Telinga merupakan organ yang sensitif, terutama bagian dalam yang mempunyai andil cukup penting dalam memproses bunyi atau suara. Sehingga bisa diakses sampai ke pusat pendengaran di otak. Itu semua perlu dilindungi dengan baik.
Berbeda dengan mata, saat kita tak ingin melihat maka mata dapat dipejamkan. Telinga dengan kondisi bagaimanapun tetap siap untuk menerima bunyi dan tetap terbuka lebar untuk mendengarkan. Sesuai dengan fungsi pendengaran yang juga sebagai akses kewaspadaan selain pendengaran.
Sekalipun tidur telinga tetap terbuka untuk menerima suara yang masuk. Tak pelak lagi bagi remaja yang punya kebiasaan mendengarkan musik dengan head set sampai tertidur, rawan menjadi tuli.
Bagi masyarakat industri, sudah ada kendali untuk mengantisipasi bahaya bising akibat kerja. Melalui program konservasi pendengaran aturan diberlakukan dengan mengharuskan monitor pendengaran sejak awal bekerja. Juga dilakukannya tes pendengaran setiap tahun.
Bunyi merupakan suatu energi yang besar kecilnya dan ditentukan oleh intensitas dan frekuensinya. Makin besar intensitas dan tinggi frekuensinya akan menimbulkan energi yang makin kuat.
Kemampuan mendengar manusia ada batasnya dalam rentang frekuensi bunyi ( 20 Hz - 20 kHz ) dan dalam menerima energipun juga terbatas. Hal ini menjadi dasar dalam peraturan dalam kesehatan dan keselamatan kerja, ditetapkan ambang batas keamanan pendengaran ditempat bising.
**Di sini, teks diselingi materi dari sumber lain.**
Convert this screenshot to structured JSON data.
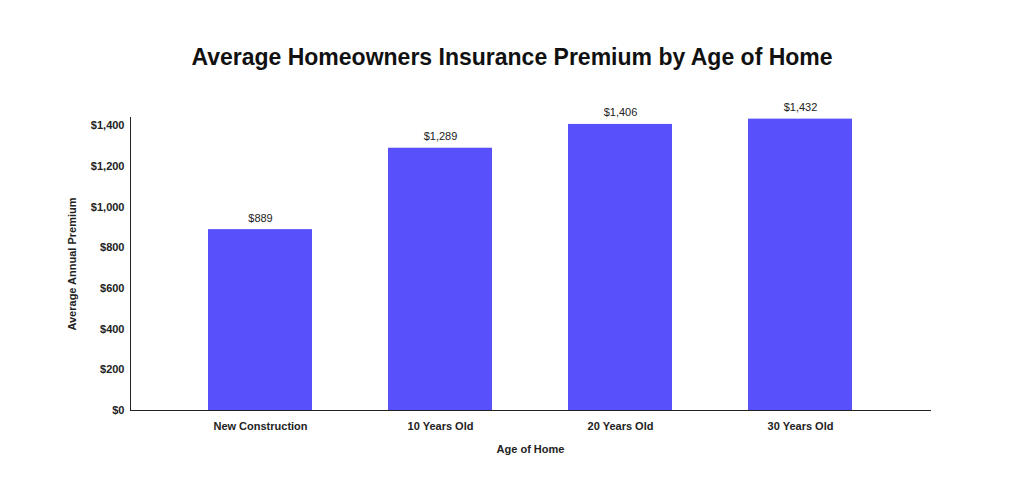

Pada stimulasi yang tidak berlebihan memberi dampak menyehatkan sedang bila berlebihan akan merusak pendengaran bahkan berdampak sampai di pusat pendengaran di otak. Dengan demikian perlu dipahami arah ke mana kita ingin membawa perubahan yang positif dalam artian makin menyehatkan tubuh kita.
Dampak bising selain pada organ pendengaran dan daya dengar, juga bisa berpengaruh sampai pada status kesehatan tubuh secara keseluruhan. Ini disebut sebagai efek sistemik. Keluhan yang terjadi bisa berupa depresi, sulit tidur, gangguan jantung dan pembuluh darah.
Ketika Tuli Menjadi Tak Asing di Masyarakat
Bagaimana bila terlanjur tuli dan bagaimana masa depan mereka? Bayangan akan kehidupan yang terisolir dan dengan masa depan yang tidak jelas tentu menjadi momok bagi para penyandang tuli.
Kehidupan inklusi bisa menjadi solusi.
Sebagai gambaran dari kehidupan tersebut yaitu terjadi pada sebuah keluarga yang ibunya seorang wanita tuli tinggal bersama kedua anaknya. Sekalipun kedua anaknya tersebut pendengaran normal, namun saat mereka berbicara tampak sangat atraktif dan komunikatif, dengan tetap memakai bahasa isyarat dengan disertai suara lantang bercerita panjang lebar.
Dalam dunia yang inklusif diharapkan tidak ada hambatan berkomunikasi berbaur di dalam komunitasnya. Saling memahami, mengerti dan mengatasi keterbatasan masing-masing melahirkan rasa kepedulian, menghargai, mengesampingkan egosentrisme.
Keadaan ini bisa terjadi karena secara alami berkembang demikian, lingkungan yang mendukung karena ada keterlibatan emosional, hubungan persaudaraan ataupun area lokasi yang spesifik seperti di Desa Bengkala, Singaraja.
Desa tersebut terkenal dengan sebutan Desa Kolok, yang berarti tuli. Disebut demikian karena sebagian besar penduduknya penyandang tuli.
Orang normal pun terbiasa komunikasi dengan bahasa isyarat. Hanya di sini berbeda dengan contoh sebelumnya, mereka tidak berbicara secara bersamaan saat menggunakan bahasa isyarat.